Once again, members of congress try to pass legislation to move the grid backwards, using older technology including “analog and nondigital control systems,” purpose-built control systems and physical controls to prevent possible exploitation.
As reported by UtilityDrive:
- The U.S. Senate on June 27 passed a bipartisan cybersecurity bill that will study ways to replace automated systems with low-tech redundancies to protect the country’s electric grid from hackers.
- The Securing Energy Infrastructure Act (SEIA) establishes a two-year pilot program to identify new classes of security vulnerabilities and to research and test solutions, including “analog and nondigital control systems.” The U.S. Department of Energy would be required to report back to Congress on its findings.
- The SEIA legislation was included in the National Defense Authorization Act for Fiscal Year 2020. A companion bill has been introduced by bipartisan sponsors in the House of Representatives.
The increase in distributed energy resources can serve load more efficiently, but also offers potential attackers more potential entry points.
“Our connectivity is a strength that, if left unprotected, can be exploited as a weakness,” Sen.
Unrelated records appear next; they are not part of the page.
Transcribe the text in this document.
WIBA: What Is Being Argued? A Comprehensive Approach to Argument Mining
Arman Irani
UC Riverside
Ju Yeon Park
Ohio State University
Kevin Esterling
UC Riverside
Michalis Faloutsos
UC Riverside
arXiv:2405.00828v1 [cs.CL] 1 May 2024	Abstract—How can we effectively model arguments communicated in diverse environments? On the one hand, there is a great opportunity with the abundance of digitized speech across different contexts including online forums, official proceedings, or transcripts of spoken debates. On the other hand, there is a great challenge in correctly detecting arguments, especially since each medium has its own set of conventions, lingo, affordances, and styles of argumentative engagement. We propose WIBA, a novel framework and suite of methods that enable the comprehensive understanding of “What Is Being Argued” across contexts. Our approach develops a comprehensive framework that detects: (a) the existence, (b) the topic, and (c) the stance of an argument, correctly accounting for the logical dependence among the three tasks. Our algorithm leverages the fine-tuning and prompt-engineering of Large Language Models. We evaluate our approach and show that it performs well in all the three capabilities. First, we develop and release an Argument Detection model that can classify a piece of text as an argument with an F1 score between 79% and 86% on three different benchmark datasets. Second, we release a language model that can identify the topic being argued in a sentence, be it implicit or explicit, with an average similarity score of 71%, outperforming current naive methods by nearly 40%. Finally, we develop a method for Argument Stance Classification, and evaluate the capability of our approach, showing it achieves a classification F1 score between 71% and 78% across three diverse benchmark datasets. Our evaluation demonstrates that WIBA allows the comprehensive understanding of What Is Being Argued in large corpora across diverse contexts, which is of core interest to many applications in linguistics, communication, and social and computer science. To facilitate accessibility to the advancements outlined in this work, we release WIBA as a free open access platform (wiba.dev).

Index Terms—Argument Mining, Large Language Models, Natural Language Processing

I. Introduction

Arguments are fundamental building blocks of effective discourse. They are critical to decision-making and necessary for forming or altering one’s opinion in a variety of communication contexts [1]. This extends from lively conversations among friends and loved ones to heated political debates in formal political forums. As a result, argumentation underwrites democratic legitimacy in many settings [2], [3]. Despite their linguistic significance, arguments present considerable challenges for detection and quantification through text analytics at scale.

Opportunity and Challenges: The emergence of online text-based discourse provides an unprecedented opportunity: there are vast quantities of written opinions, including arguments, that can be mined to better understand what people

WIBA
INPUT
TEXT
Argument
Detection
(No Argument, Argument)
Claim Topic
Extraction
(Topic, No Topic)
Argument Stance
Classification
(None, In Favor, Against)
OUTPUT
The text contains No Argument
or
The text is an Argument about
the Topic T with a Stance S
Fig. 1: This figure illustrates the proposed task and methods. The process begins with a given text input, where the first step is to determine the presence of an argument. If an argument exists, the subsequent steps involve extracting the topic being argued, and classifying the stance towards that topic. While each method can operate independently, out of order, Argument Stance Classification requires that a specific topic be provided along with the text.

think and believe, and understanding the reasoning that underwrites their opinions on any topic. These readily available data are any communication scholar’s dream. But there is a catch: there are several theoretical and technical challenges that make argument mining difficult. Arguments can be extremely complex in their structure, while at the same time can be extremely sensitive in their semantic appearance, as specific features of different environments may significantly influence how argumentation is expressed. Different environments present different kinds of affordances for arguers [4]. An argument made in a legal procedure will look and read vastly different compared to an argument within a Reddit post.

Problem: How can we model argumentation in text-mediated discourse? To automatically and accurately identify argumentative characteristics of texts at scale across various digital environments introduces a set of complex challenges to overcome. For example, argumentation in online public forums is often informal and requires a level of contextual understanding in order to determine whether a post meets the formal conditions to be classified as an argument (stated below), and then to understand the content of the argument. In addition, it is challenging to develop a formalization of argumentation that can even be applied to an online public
Angus King, I-Maine, who sponsored the bill with Sen. Jim Risch, R-Idaho, said in a statement. Sens. Susan Collins, R-Maine, Martin Heinrich, D-N.M., and Mike Crapo, R-Idaho cosponsored the bill.
The bill “seeks to build on this concept by studying ways to strategically use ‘retro’ technology to isolate the grid’s most important control systems,” including manual procedures controlled by human operators.
The bill was previously introduced in the 114th Congress and received a hearing in the Senate Energy and Natural Resources Committee in 2016.
The pilot projects will consider “analog and nondigital control systems,” purpose-built control systems and physical controls, according to the bill text.